By Sara Wyant
The number and types of organic operations in California continued to grow in recent years, according to the latest “Statistical Review of California Organic Agriculture, 2013-2016,” from the UC Davis Agricultural Issues Center. The number of organic growers in California jumped from 2,089 in 2013 to 3,108 in 2016.
The top 10 organic commodities in terms of sales value in 2016 were cow milk, strawberries, carrots, wine grapes, table grapes, sweet potatoes, almonds, raspberries, salad mix, and chicken eggs, said, said Houston Wilson, director of the new UC Organic Agriculture Institute. “This report highlights the incredible diversity and abundance of organic crops being grown across so many different geographic regions in the state, which reflects California’s leading role in this production sector,” added Wilson.

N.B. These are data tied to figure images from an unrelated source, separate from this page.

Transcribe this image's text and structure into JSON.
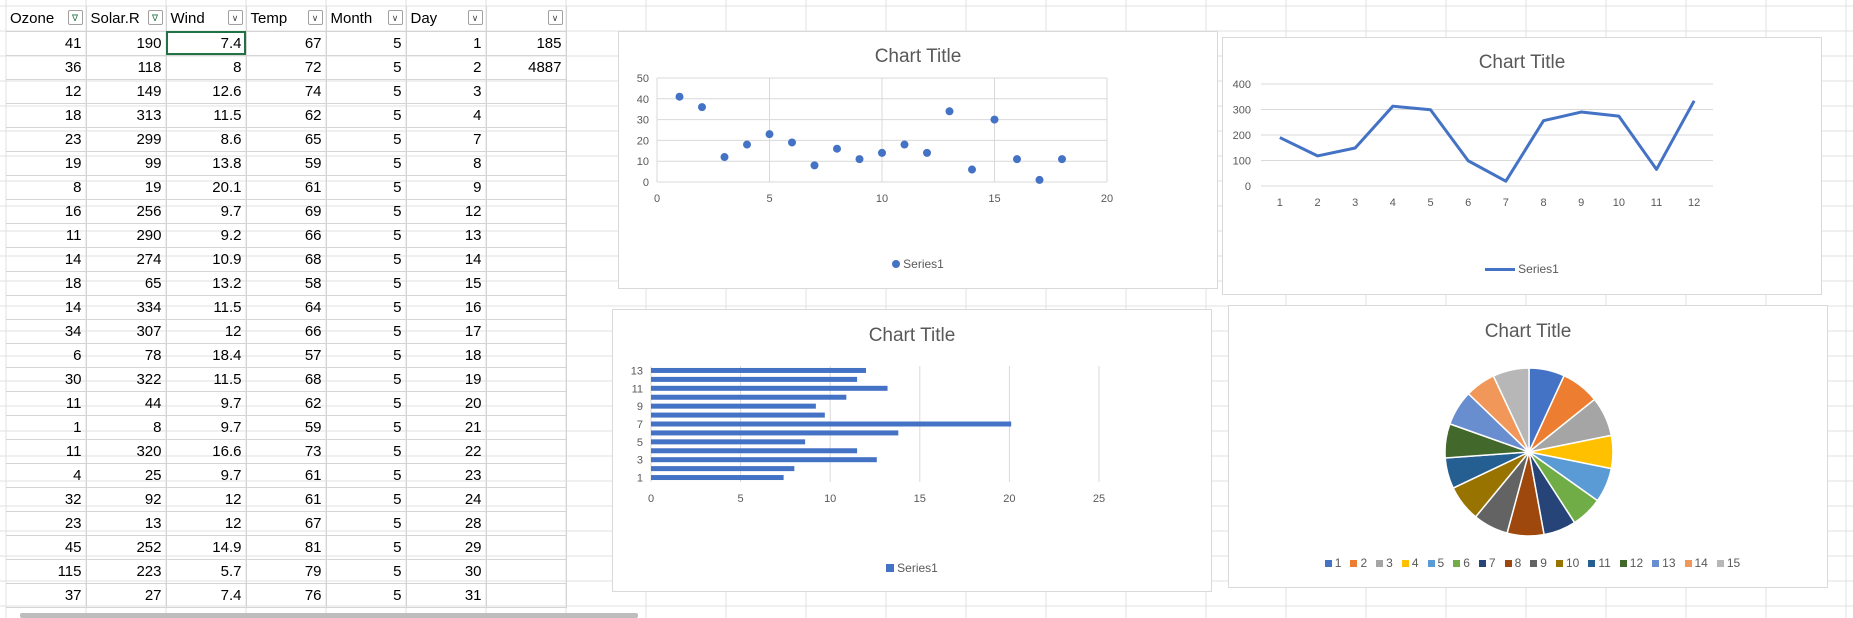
{
  "sheet": {
    "headers": [
      "Ozone",
      "Solar.R",
      "Wind",
      "Temp",
      "Month",
      "Day",
      ""
    ],
    "filtered_columns": [
      0,
      1
    ],
    "rows": [
      [
        "41",
        "190",
        "7.4",
        "67",
        "5",
        "1",
        "185"
      ],
      [
        "36",
        "118",
        "8",
        "72",
        "5",
        "2",
        "4887"
      ],
      [
        "12",
        "149",
        "12.6",
        "74",
        "5",
        "3",
        ""
      ],
      [
        "18",
        "313",
        "11.5",
        "62",
        "5",
        "4",
        ""
      ],
      [
        "23",
        "299",
        "8.6",
        "65",
        "5",
        "7",
        ""
      ],
      [
        "19",
        "99",
        "13.8",
        "59",
        "5",
        "8",
        ""
      ],
      [
        "8",
        "19",
        "20.1",
        "61",
        "5",
        "9",
        ""
      ],
      [
        "16",
        "256",
        "9.7",
        "69",
        "5",
        "12",
        ""
      ],
      [
        "11",
        "290",
        "9.2",
        "66",
        "5",
        "13",
        ""
      ],
      [
        "14",
        "274",
        "10.9",
        "68",
        "5",
        "14",
        ""
      ],
      [
        "18",
        "65",
        "13.2",
        "58",
        "5",
        "15",
        ""
      ],
      [
        "14",
        "334",
        "11.5",
        "64",
        "5",
        "16",
        ""
      ],
      [
        "34",
        "307",
        "12",
        "66",
        "5",
        "17",
        ""
      ],
      [
        "6",
        "78",
        "18.4",
        "57",
        "5",
        "18",
        ""
      ],
      [
        "30",
        "322",
        "11.5",
        "68",
        "5",
        "19",
        ""
      ],
      [
        "11",
        "44",
        "9.7",
        "62",
        "5",
        "20",
        ""
      ],
      [
        "1",
        "8",
        "9.7",
        "59",
        "5",
        "21",
        ""
      ],
      [
        "11",
        "320",
        "16.6",
        "73",
        "5",
        "22",
        ""
      ],
      [
        "4",
        "25",
        "9.7",
        "61",
        "5",
        "23",
        ""
      ],
      [
        "32",
        "92",
        "12",
        "61",
        "5",
        "24",
        ""
      ],
      [
        "23",
        "13",
        "12",
        "67",
        "5",
        "28",
        ""
      ],
      [
        "45",
        "252",
        "14.9",
        "81",
        "5",
        "29",
        ""
      ],
      [
        "115",
        "223",
        "5.7",
        "79",
        "5",
        "30",
        ""
      ]
    ],
    "partial_row": [
      "37",
      "27",
      "7.4",
      "76",
      "5",
      "31",
      ""
    ]
  },
  "chart_data": [
    {
      "type": "scatter",
      "title": "Chart Title",
      "legend": "Series1",
      "legend_position": "bottom",
      "x": [
        1,
        2,
        3,
        4,
        5,
        6,
        7,
        8,
        9,
        10,
        11,
        12,
        13,
        14,
        15,
        16,
        17,
        18
      ],
      "y": [
        41,
        36,
        12,
        18,
        23,
        19,
        8,
        16,
        11,
        14,
        18,
        14,
        34,
        6,
        30,
        11,
        1,
        11
      ],
      "xlim": [
        0,
        20
      ],
      "xticks": [
        0,
        5,
        10,
        15,
        20
      ],
      "ylim": [
        0,
        50
      ],
      "yticks": [
        0,
        10,
        20,
        30,
        40,
        50
      ],
      "grid": true,
      "color": "#4472C4"
    },
    {
      "type": "line",
      "title": "Chart Title",
      "legend": "Series1",
      "legend_position": "bottom",
      "categories": [
        "1",
        "2",
        "3",
        "4",
        "5",
        "6",
        "7",
        "8",
        "9",
        "10",
        "11",
        "12"
      ],
      "values": [
        190,
        118,
        149,
        313,
        299,
        99,
        19,
        256,
        290,
        274,
        65,
        334
      ],
      "ylim": [
        0,
        400
      ],
      "yticks": [
        0,
        100,
        200,
        300,
        400
      ],
      "grid": true,
      "color": "#4472C4"
    },
    {
      "type": "bar",
      "orientation": "horizontal",
      "title": "Chart Title",
      "legend": "Series1",
      "legend_position": "bottom",
      "categories": [
        "1",
        "2",
        "3",
        "4",
        "5",
        "6",
        "7",
        "8",
        "9",
        "10",
        "11",
        "12",
        "13"
      ],
      "category_tick_labels": [
        "1",
        "3",
        "5",
        "7",
        "9",
        "11",
        "13"
      ],
      "values": [
        7.4,
        8,
        12.6,
        11.5,
        8.6,
        13.8,
        20.1,
        9.7,
        9.2,
        10.9,
        13.2,
        11.5,
        12
      ],
      "xlim": [
        0,
        25
      ],
      "xticks": [
        0,
        5,
        10,
        15,
        20,
        25
      ],
      "grid": true,
      "color": "#4472C4"
    },
    {
      "type": "pie",
      "title": "Chart Title",
      "legend_position": "bottom",
      "labels": [
        "1",
        "2",
        "3",
        "4",
        "5",
        "6",
        "7",
        "8",
        "9",
        "10",
        "11",
        "12",
        "13",
        "14",
        "15"
      ],
      "values": [
        67,
        72,
        74,
        62,
        65,
        59,
        61,
        69,
        66,
        68,
        58,
        64,
        66,
        57,
        68
      ],
      "colors": [
        "#4472C4",
        "#ED7D31",
        "#A5A5A5",
        "#FFC000",
        "#5B9BD5",
        "#70AD47",
        "#264478",
        "#9E480E",
        "#636363",
        "#997300",
        "#255E91",
        "#43682B",
        "#698ED0",
        "#F1975A",
        "#B7B7B7"
      ]
    }
  ]
}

“This review is critical to understand the changes in the fast-growing organic agriculture sector in the state where more than 50% of the nation’s organic vegetables and fruits are produced,” said Joji Muramoto, UC Cooperative Extension organic production specialist at UC Santa Cruz and coauthor of the report.
In 2016, California organic sales were $3.1 billion with an average of $1 million in sales per farm, but revenue varied widely among farms. For example, San Diego County had the most organic growers (313) in 2016, but Kern County’s 47 organic farmers earned the most in total organic sales: $381 million on 49,727 acres, excluding pasture and rangeland, according to Muramoto.